Heart Owner’s Tip Number 2– Eat More Home Cooking: When you add more fruits and vegetables to your diet, you will find yourself learning to cook again, with fresh ingredients. This change in habit can lead to a better family life style and a definite money savings. Get the details as well as help at this expert online source, with colorful videos and delicious recipes. The Center for Natural and Integrative Medicine assures you there is life after fast food!

Heart Owner’s Tip Number 3–Stop Cleaning Your Plate: Some of us come from well-intentioned families that stress filling a plate full, and eating every bite. Scientists now know that over eating is almost as dangerous to your heart as eating the wrong things.

At the Center for Natural and Integrative Heart Medicine, we grow healthy hearts.

Experts say, “How much you eat is just as important as what you eat. Overloading your plate, taking seconds and eating until you feel stuffed can lead to eating more calories, fat and cholesterol than you should. Portions served in restaurants are often more than anyone needs.”
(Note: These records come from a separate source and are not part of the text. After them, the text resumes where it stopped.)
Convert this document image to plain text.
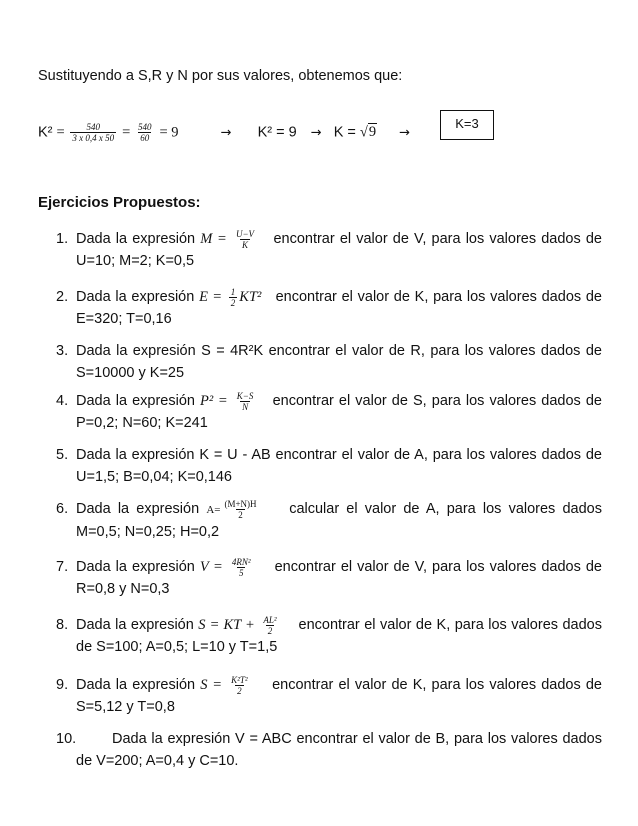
Sustituyendo a S,R y N por sus valores, obtenemos que:
$K^2 = \frac{540}{3 x 0,4 x 50} = \frac{540}{60} = 9$	→ K² = 9 → K = √9 →
K=3
Ejercicios Propuestos:
1. Dada la expresión $M = \frac{U-V}{K}$ encontrar el valor de V, para los valores dados de U=10; M=2; K=0,5
2. Dada la expresión $E = \frac{1}{2} KT^2$ encontrar el valor de K, para los valores dados de E=320; T=0,16
3. Dada la expresión S = 4R²K encontrar el valor de R, para los valores dados de S=10000 y K=25
4. Dada la expresión $P^2 = \frac{K-S}{N}$ encontrar el valor de S, para los valores dados de P=0,2; N=60; K=241
5. Dada la expresión K = U - AB encontrar el valor de A, para los valores dados de U=1,5; B=0,04; K=0,146
6. Dada la expresión $A= \frac{(M+N)H}{2}$ calcular el valor de A, para los valores dados M=0,5; N=0,25; H=0,2
7. Dada la expresión $V = \frac{\text{4RN²}}{5}$ encontrar el valor de V, para los valores dados de R=0,8 y N=0,3
8. Dada la expresión S = KT + $\frac{\text{AL²}}{2}$ encontrar el valor de K, para los valores dados de S=100; A=0,5; L=10 y T=1,5
9. Dada la expresión $S = \frac{\text{K²T²}}{2}$ encontrar el valor de K, para los valores dados de S=5,12 y T=0,8
10.	Dada la expresión V = ABC encontrar el valor de B, para los valores dados de V=200; A=0,4 y C=10.
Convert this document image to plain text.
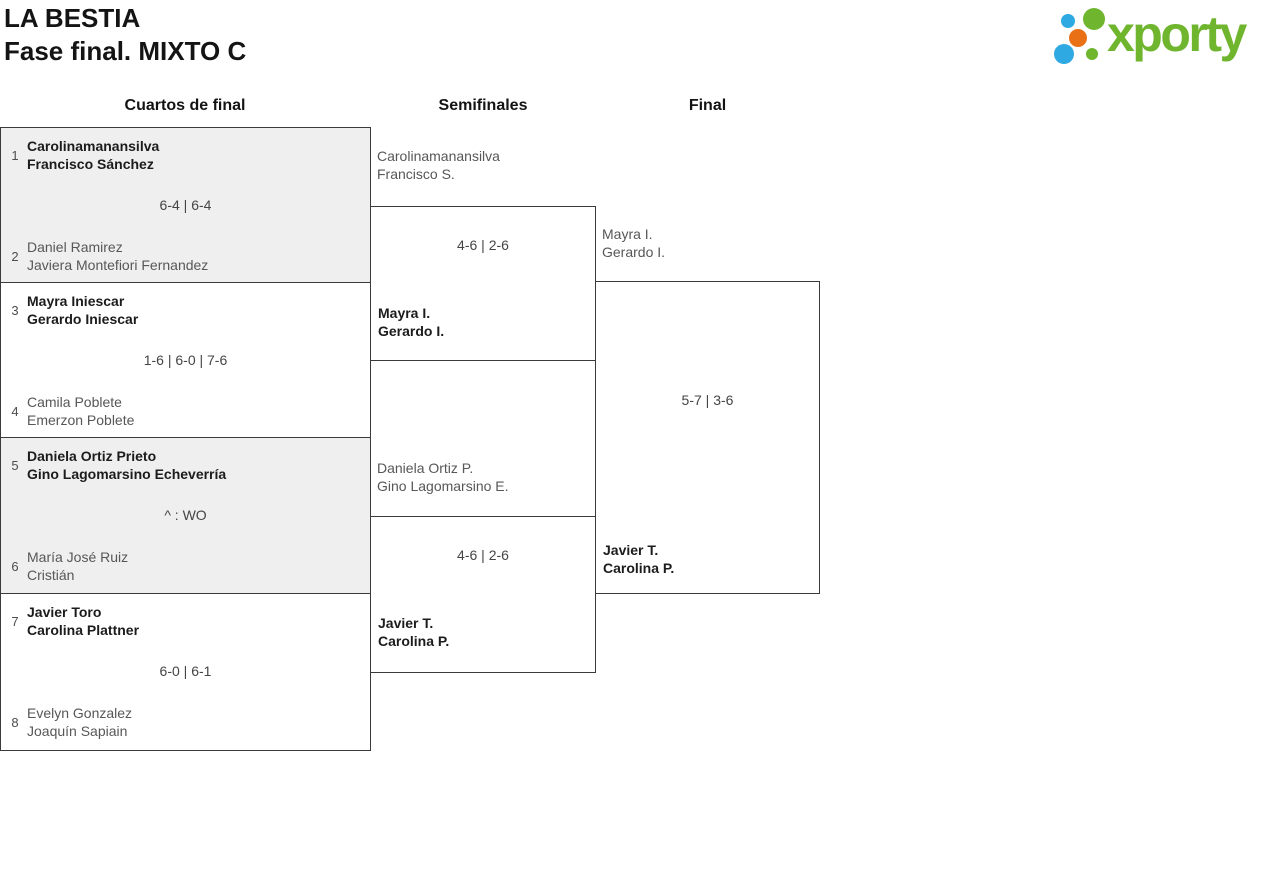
LA BESTIA
Fase final. MIXTO C	xporty
Cuartos de final	Semifinales	Final
1
Carolinamanansilva
Francisco Sánchez
6-4 | 6-4
2
Daniel Ramirez
Javiera Montefiori Fernandez
3
Mayra Iniescar
Gerardo Iniescar
1-6 | 6-0 | 7-6
4
Camila Poblete
Emerzon Poblete
5
Daniela Ortiz Prieto
Gino Lagomarsino Echeverría
^ : WO
6
María José Ruiz
Cristián
7
Javier Toro
Carolina Plattner
6-0 | 6-1
8
Evelyn Gonzalez
Joaquín Sapiain
Carolinamanansilva
Francisco S.
4-6 | 2-6
Mayra I.
Gerardo I.
Daniela Ortiz P.
Gino Lagomarsino E.
4-6 | 2-6
Javier T.
Carolina P.
Mayra I.
Gerardo I.
5-7 | 3-6
Javier T.
Carolina P.
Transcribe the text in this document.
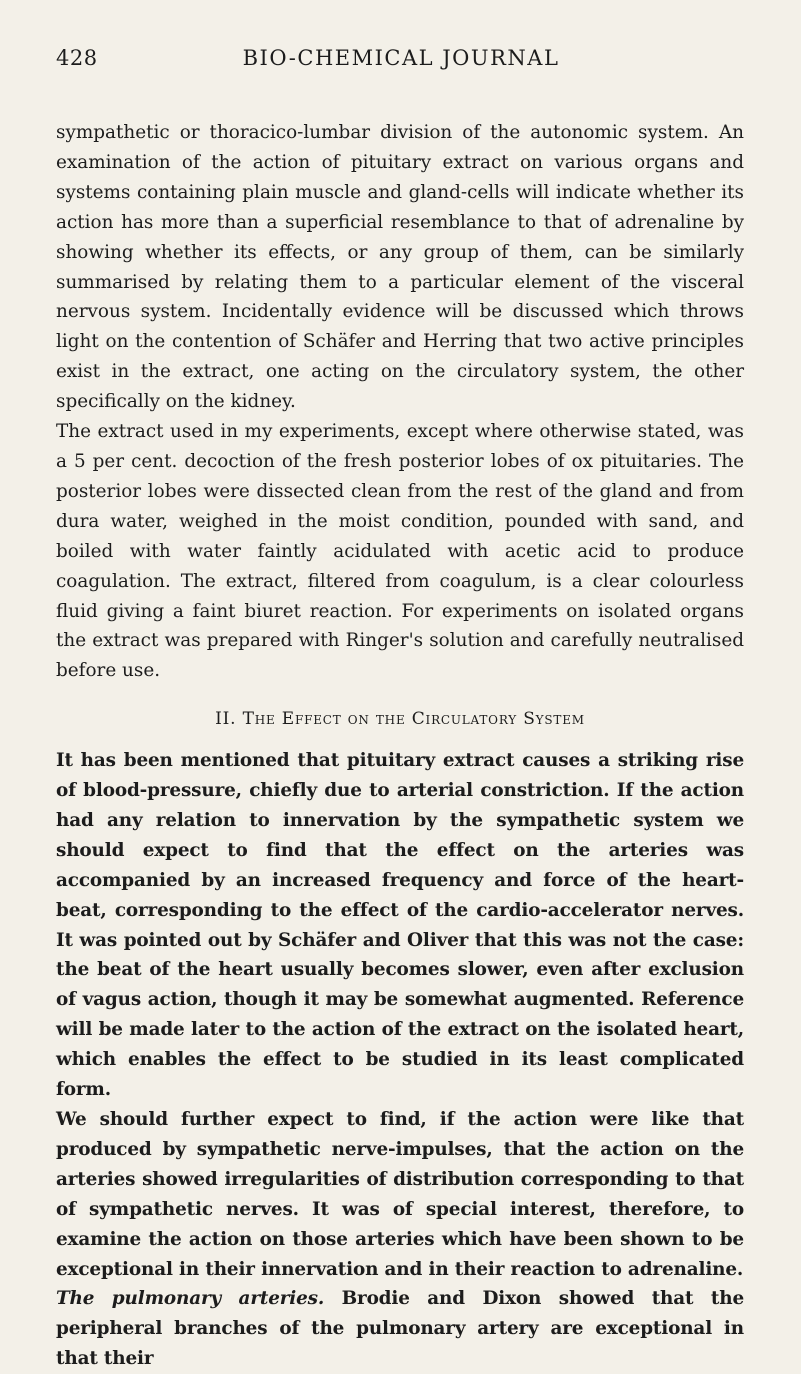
428	BIO-CHEMICAL JOURNAL

sympathetic or thoracico-lumbar division of the autonomic system. An examination of the action of pituitary extract on various organs and systems containing plain muscle and gland-cells will indicate whether its action has more than a superficial resemblance to that of adrenaline by showing whether its effects, or any group of them, can be similarly summarised by relating them to a particular element of the visceral nervous system. Incidentally evidence will be discussed which throws light on the contention of Schäfer and Herring that two active principles exist in the extract, one acting on the circulatory system, the other specifically on the kidney.

The extract used in my experiments, except where otherwise stated, was a 5 per cent. decoction of the fresh posterior lobes of ox pituitaries. The posterior lobes were dissected clean from the rest of the gland and from dura water, weighed in the moist condition, pounded with sand, and boiled with water faintly acidulated with acetic acid to produce coagulation. The extract, filtered from coagulum, is a clear colourless fluid giving a faint biuret reaction. For experiments on isolated organs the extract was prepared with Ringer's solution and carefully neutralised before use.

II. The Effect on the Circulatory System

It has been mentioned that pituitary extract causes a striking rise of blood-pressure, chiefly due to arterial constriction. If the action had any relation to innervation by the sympathetic system we should expect to find that the effect on the arteries was accompanied by an increased frequency and force of the heart-beat, corresponding to the effect of the cardio-accelerator nerves. It was pointed out by Schäfer and Oliver that this was not the case: the beat of the heart usually becomes slower, even after exclusion of vagus action, though it may be somewhat augmented. Reference will be made later to the action of the extract on the isolated heart, which enables the effect to be studied in its least complicated form.

We should further expect to find, if the action were like that produced by sympathetic nerve-impulses, that the action on the arteries showed irregularities of distribution corresponding to that of sympathetic nerves. It was of special interest, therefore, to examine the action on those arteries which have been shown to be exceptional in their innervation and in their reaction to adrenaline.

The pulmonary arteries. Brodie and Dixon showed that the peripheral branches of the pulmonary artery are exceptional in that their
The Mayo Clinic puts out some handy guidelines for portion sizes:

A. For example, A healthy serving of pasta=1/2 cup, (the size of a hockey puck)

B. Lean meat, fish or chicken should only be 2 to 3 ounces, (the size and thickness of a deck of cards.)

Other nutrition tips include eating more whole grains and avoiding fat and cholesterol.

Join us in our next blog  for more top tips about growing the health of your heart in Part Two of this important blog topic. The Center for Natural and Integrative Medicine asks, “What better gift could you offer your Valentine loved ones than a healthier heart and a longer life?”